Last week, I described the emerging war between generations in the West. The western welfare state taxes workers to finance pensions and health care for the aged. But the ratio of the aged to the workforce is rising relentlessly, and will increase fourfold in some countries by the year 2040. So either taxes per worker have to be increased fourfold or benefits per retiree must be slashed to one-fourth, and neither side wants to give way. So a major conflict between workers and pensioners is brewing. This is reflected in the strong showing of the Communist Party in Russia (its supporters have an average age of 55), the strikes in France against proposed welfare cuts, and the budgetary deadlock in the USA.
What are the lessons for India? The most important one is that we must preserve the family as an institution. We must avoid well-meaning legislation of the western sort which, unwittingly, erodes the role of the family. The task of caring for the aged should be done by family members bound by blood, not by bureaucrats taxing one generation to finance benefits to another. This will be more humane, as well as more cost-effective.

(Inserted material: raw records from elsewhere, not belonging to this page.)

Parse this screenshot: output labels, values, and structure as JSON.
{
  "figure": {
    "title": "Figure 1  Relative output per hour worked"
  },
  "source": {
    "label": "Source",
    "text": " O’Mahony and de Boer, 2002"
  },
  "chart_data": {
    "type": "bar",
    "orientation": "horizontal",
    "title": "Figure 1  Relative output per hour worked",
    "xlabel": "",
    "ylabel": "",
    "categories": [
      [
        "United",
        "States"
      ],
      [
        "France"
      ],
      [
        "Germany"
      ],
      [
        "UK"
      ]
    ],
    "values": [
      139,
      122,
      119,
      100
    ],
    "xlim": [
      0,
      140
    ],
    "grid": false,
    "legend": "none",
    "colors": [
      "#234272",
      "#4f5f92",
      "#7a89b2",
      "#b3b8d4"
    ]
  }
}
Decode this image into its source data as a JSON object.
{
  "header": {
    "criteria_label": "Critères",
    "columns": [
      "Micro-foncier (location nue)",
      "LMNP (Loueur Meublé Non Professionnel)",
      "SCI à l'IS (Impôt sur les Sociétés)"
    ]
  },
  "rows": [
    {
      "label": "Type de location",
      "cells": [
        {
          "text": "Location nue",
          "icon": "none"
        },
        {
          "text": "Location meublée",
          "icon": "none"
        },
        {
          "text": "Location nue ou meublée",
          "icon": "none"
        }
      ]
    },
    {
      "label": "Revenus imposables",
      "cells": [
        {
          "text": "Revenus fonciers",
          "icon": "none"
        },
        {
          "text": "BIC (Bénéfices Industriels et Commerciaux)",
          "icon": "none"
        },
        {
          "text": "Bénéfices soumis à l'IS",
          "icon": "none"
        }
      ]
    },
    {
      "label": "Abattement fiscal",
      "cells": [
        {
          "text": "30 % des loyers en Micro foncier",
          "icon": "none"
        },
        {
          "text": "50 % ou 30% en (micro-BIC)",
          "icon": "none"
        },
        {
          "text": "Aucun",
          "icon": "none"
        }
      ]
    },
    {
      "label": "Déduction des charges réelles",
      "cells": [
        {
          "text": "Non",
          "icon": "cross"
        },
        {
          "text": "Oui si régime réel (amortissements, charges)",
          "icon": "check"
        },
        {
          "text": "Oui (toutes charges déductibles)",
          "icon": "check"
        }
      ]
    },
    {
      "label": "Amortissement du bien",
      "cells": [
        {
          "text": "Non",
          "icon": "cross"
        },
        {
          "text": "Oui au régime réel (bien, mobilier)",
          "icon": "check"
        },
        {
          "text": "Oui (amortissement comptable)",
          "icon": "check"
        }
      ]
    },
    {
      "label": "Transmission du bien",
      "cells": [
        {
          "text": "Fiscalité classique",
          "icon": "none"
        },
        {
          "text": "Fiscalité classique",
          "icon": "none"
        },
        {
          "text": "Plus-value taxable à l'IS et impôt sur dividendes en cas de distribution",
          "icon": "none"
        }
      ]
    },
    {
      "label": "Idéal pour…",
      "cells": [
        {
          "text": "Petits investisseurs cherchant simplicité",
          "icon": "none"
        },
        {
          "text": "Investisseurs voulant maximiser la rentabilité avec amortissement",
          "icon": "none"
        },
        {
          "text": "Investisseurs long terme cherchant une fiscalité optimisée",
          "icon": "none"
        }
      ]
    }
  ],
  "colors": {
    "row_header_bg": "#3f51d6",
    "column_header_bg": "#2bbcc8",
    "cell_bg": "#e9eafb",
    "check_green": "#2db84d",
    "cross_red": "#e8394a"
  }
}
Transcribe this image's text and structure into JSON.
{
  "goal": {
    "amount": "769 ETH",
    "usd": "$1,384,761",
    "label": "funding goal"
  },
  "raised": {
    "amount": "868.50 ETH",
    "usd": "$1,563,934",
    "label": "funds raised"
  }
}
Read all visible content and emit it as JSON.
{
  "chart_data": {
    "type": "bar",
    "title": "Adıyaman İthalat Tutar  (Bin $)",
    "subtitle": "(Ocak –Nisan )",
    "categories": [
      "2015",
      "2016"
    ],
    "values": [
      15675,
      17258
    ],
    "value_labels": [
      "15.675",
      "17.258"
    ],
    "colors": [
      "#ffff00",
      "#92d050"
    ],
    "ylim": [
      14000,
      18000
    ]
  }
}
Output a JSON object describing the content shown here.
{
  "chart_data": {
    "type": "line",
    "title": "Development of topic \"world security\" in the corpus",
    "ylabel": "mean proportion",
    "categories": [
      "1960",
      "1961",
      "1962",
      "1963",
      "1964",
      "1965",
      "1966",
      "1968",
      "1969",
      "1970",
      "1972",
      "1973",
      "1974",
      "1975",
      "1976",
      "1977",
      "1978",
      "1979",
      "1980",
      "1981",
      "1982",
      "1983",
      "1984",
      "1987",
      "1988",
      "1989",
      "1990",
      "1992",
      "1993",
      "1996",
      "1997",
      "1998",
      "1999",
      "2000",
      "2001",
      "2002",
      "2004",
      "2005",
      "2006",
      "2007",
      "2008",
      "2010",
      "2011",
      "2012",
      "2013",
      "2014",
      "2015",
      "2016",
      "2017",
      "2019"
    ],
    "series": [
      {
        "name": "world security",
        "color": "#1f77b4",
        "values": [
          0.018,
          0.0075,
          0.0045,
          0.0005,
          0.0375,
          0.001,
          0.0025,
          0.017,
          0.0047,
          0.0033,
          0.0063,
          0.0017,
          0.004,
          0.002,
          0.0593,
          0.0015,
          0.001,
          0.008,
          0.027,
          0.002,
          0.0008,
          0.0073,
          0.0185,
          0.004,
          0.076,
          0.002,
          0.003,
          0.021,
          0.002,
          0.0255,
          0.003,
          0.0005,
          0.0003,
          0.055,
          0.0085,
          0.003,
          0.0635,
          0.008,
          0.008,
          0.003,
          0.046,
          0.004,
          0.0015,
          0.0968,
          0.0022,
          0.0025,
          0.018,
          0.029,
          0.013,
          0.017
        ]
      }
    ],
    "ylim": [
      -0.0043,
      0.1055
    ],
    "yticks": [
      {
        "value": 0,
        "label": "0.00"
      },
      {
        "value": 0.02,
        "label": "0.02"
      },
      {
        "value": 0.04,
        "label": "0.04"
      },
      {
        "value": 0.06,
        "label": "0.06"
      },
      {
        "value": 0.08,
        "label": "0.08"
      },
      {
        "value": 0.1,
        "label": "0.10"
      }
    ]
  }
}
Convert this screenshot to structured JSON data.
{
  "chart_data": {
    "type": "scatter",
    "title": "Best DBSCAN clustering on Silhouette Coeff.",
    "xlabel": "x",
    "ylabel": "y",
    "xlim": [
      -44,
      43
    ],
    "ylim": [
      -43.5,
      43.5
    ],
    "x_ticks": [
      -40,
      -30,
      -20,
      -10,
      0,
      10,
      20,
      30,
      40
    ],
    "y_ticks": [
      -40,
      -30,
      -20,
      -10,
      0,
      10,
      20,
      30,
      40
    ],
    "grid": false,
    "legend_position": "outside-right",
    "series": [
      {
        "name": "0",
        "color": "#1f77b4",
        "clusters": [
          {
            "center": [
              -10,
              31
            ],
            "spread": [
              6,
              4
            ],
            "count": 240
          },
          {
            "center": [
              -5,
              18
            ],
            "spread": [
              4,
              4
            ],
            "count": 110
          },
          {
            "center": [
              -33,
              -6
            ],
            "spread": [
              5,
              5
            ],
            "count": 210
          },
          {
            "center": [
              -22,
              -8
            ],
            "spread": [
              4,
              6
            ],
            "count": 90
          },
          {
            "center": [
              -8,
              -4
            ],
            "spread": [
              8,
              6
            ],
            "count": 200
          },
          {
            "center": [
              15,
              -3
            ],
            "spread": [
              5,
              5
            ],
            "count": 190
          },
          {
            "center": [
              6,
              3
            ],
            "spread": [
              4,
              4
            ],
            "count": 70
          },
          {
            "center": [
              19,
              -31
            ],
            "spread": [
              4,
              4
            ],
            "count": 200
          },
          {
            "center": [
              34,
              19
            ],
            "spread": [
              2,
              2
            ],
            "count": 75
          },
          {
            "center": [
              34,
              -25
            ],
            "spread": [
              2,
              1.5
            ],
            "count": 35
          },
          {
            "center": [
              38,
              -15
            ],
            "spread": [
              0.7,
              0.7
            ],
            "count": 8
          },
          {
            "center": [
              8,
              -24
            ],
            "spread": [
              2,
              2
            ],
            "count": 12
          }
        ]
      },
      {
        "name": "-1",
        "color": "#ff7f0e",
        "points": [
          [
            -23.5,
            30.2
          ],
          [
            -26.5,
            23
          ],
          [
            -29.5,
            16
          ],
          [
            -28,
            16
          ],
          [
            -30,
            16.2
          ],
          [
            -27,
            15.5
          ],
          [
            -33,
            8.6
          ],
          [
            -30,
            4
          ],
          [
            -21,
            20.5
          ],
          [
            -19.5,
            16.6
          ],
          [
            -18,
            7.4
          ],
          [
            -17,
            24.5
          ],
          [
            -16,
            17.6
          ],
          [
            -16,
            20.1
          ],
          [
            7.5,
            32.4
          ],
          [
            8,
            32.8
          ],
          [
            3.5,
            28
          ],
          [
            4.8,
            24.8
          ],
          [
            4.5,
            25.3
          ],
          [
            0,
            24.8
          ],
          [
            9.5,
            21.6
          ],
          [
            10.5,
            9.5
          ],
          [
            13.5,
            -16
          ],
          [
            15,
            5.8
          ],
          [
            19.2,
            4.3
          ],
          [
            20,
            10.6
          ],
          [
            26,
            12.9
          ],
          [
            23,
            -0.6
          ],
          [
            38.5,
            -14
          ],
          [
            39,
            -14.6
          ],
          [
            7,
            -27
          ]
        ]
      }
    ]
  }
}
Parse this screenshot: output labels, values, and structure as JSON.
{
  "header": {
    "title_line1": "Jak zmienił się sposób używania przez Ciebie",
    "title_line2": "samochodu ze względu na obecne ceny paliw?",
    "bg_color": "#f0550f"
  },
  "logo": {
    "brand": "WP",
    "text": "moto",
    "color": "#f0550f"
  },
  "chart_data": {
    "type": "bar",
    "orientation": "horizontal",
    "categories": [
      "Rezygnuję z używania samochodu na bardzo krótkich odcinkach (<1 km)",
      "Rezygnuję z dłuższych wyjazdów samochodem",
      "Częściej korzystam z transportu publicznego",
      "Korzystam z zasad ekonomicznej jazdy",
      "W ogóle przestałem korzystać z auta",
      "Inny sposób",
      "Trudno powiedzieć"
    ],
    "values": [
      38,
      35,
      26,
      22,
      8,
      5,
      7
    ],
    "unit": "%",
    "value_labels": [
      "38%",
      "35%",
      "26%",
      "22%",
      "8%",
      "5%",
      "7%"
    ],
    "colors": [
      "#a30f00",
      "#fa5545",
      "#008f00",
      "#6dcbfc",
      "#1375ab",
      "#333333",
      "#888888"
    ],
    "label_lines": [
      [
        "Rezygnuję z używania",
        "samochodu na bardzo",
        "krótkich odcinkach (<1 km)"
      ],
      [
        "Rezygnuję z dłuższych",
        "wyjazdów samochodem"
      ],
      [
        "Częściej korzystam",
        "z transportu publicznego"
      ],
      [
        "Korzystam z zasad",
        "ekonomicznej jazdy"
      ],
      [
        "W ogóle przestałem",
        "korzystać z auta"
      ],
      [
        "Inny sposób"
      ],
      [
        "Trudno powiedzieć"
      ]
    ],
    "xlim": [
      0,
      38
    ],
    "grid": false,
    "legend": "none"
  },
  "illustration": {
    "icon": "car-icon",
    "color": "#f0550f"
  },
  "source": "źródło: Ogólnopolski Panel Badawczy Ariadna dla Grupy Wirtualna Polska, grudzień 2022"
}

The family evolved over history as an institution of mutual self-help in an uncertain world. This may not be obvious: many think the family is simply an entity held together by love and kinship. The family is all these things, but much more. It is an immensely practical insurance mechanism spreading risks between generations. You look after your parents, expecting that you in turn will be looked after by your children when you grew old. Joint families strengthen such insurance mechanisms.
In the West. state pensions and health care for the aged began as supplements to family support, not replacements. But the law of unintended consequences came into operation, and the family as an institution began to decay. The welfare state made the family redundant as an insurance mechanism, and sentiment alone proved insufficient to bind generations together.
The family has negative features as well as positive ones. The most intense power struggles take place within a family. Humiliation, jealousy, exploitation of all sorts take place in families. An astonishingly large proportion of all murders are committed by family members. Despite such strains, the financial security represented by the family system kept it intact for centuries. But once incomes rose and state welfare lowered the economic cost of breaking away from the family, this occurred in ever-increasing measure.
A further unintended consequence was the creation of new forms of poverty. In the 1980s, the poverty line for an individual in the USA was $ 7,000 per year. But for a family of four the poverty line was $ 10,000, or just $ 2,500 per head. When a family splits, living costs per head can double. This is an important reason why poverty remains stubbornly high in the USA. In the old days, the aged lived with their children. Now the aged live separately, and so workers support two separate households—their own and that of their parents. If a man is divorced and so are his parents, he may have to support four separate households-his own plus those of his father, mother, and ex- wife.
Workers in these countries believe, erroneously, that the taxes they pay during their working life support them in their own old age. In fact their taxes generally go to support the existing old folk. It is an implicit deal between generations, with workers financing retirees. When welfare for the aged was introduced, old folk obtained benefits which they had never contributed to. This was viewed at the time as a great, enlightened advance for humanity. We now know this is sustainable only if the ratio of workers to aged remains constant. With the greying of the population, it has become unsustainable.
I personally remain an advocate of the welfare state. But I now believe that the welfare slate must support only the poor and handicapped, not the aged (unless they happen to be poor too). Taxing the rich to help the poor is a worthwhile and feasible endeavour. Taxing workers to finance the aged is not.
In due course, the Indian population will age too. We must avoid the trap the West has fallen into. The state must not substitute the family in caring for the aged. Children should look after their parents, not pay taxes to the state which then hands out the money as state pensions.
Second, we must encourage people to save for their old age. Pensions are fine if related directly to the contribution of a worker to a pension fund in his working years. That way each person finances his own old age, and does not depend on the taxes of the current workforce. Provident funds and other forms of long-term saving also need encouragement. These ensure that even if a family breaks up, the aged still have something to fall back on.
The government has recently introduced state pensions for the poor. I am a little apprehensive about this. The state should certainly look after aged destitutes. But I fear that, in due course, politicians will try to extend state pensions to most or all aged folk. That will be disastrous.